Health and Wellness
Mindfulness practices have shown promising results in providing oncology patients relief in pain, anxiety, insomnia, and fatigue (ref. 1). Mindfulness is the practice of bringing one’s attention to the present moment and focusing on what one is sensing and feeling; and allowing any judgements or negative thoughts to pass (ref. 2). This can be achieved through relaxing meditations that include breathing techniques, guided imagery, sitting quietly, or a moving meditation like walking, yoga, or slow movements. An additional benefit of mindfulness training is that any of these techniques may be used in combination or may be tailored to the person’s needs and what they find most beneficial. Mindfulness can be done anywhere, at any time and there is no set time limit on how long someone practices these techniques. The goal is to allow the body and mind to relax by cultivating awareness, kindness, and self-care; resulting in the relief of physical symptoms and mental stress. Research has shown that complementary mindfulness-based interventions have supported breast cancer patients through treatment by effectively reducing anxiety and depression symptoms (ref. 3).
The Pink Journey Foundation encourages participants to cultivate a regular mindfulness routine to ease the overwhelming sensations and feelings that accompany a cancer diagnosis and the effects of treatment. There are several apps that patients and families can download onto their smart phones that have many mindfulness options. Some of our favorite ones are:
- Simply Being – Meditation for Relaxation & Presence: This is a great free option for beginners with free audio instructions.
- Meditation Rx: Designed for healthcare and patients and families needing additional support through illnesses.
- Headspace: A guide to practicing mindfulness in your everyday life.
The Pink Journey Foundation suggested easy breathing technique
- A simple method can be achieved by comfortably sitting or lying in a quiet environment.
- Begin by closing your eyes and allowing all the muscles of your body to begin to relax.
- Bring awareness to your breath, and notice, are you shallow breathing? Creating a pause with each inhale or exhale? Are you holding your breath?
- Begin to connect awareness to your breath, and slowly begin to draw slow, long, comfortable inhales in through the nose and controlled, slow exhales through the mouth.

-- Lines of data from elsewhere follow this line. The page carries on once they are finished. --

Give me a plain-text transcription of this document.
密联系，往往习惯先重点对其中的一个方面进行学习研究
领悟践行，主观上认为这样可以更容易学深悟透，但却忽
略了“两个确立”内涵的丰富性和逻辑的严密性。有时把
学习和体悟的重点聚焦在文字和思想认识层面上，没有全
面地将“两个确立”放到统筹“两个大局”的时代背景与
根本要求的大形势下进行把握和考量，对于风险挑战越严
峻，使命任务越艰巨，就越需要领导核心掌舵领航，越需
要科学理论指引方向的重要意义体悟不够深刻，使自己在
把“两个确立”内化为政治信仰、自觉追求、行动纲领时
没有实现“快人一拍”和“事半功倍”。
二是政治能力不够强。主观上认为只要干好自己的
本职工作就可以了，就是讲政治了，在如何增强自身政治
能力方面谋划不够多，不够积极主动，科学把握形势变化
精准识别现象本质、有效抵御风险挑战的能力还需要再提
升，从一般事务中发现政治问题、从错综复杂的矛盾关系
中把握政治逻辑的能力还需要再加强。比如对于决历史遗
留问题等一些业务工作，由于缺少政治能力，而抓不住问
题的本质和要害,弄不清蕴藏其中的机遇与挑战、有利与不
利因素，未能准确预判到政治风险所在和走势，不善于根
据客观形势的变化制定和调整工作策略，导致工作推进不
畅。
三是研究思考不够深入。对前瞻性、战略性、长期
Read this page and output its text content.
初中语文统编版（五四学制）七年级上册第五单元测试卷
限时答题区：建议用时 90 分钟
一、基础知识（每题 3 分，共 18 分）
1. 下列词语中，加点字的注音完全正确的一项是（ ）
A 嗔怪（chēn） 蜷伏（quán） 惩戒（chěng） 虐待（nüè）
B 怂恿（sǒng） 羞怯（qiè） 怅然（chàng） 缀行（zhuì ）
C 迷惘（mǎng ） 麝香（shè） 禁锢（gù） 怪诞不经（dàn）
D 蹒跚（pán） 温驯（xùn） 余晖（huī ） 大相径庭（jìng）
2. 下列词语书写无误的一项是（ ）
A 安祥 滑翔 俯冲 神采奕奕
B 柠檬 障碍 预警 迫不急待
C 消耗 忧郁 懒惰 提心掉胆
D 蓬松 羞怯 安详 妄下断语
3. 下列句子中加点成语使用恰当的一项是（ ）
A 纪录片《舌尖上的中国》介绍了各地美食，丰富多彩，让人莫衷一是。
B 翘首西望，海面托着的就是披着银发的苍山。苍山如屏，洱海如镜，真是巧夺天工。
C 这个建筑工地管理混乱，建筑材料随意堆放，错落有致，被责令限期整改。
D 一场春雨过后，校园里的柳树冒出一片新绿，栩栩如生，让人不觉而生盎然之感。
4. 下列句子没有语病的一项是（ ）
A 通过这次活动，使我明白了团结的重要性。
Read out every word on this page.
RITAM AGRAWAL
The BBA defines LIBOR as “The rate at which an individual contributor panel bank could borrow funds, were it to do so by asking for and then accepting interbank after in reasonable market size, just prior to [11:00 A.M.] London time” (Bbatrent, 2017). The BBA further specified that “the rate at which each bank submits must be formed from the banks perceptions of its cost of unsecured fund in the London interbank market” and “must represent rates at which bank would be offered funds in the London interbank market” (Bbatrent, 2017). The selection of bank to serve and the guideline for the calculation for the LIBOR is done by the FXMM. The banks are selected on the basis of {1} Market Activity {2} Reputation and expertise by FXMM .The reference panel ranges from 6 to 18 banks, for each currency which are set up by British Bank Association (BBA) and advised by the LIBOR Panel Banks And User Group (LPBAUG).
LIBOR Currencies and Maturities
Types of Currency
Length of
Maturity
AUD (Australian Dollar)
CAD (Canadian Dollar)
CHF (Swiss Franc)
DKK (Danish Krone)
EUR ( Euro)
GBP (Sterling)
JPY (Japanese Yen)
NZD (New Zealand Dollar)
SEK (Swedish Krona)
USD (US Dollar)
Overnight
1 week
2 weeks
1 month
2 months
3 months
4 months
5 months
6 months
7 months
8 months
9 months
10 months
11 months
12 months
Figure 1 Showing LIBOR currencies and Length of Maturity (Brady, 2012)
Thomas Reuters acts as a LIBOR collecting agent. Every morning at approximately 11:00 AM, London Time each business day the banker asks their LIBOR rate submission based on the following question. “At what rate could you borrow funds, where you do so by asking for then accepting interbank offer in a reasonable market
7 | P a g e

- The goal is to witness how the cool air feels as it passes through the nostrils into the nose, down the throat and begins to fill up the chest. Maybe even the abdomen (belly) begins to rise with each inhale.
- As you exhale, notice how the abdomen (belly) releases, the chest falls and the warm air flows out of your mouth.
- Try to keep your focus on the sensations and movement of breath within your body. If your breathing awareness is interrupted by intrusive, anxious thoughts, try to bring your focus back to the sensations of your breath.
As you practice this technique, it will be easier to calm and quiet the busy mind. The goal is to be present in the moment and only breathe. Many individuals report feeling “refreshed”, calm, and relaxed after only taking a few minutes to complete this breathing technique.
- Effectiveness of mindfulness-based stress reduction (MBSR) on symptom variables and health-related quality of life in breast cancer patients-a systematic review and meta-analysis. Zhang Q, Zhao H, Zheng Y.
- Mindfulness exercises.
- Effectiveness of Mindfulness-based Therapy for Reducing Anxiety and Depression in Patients With Cancer: A Meta-analysis. Zhang MF, Wen YS, Liu WY, Peng LF, Wu XD, Liu QW.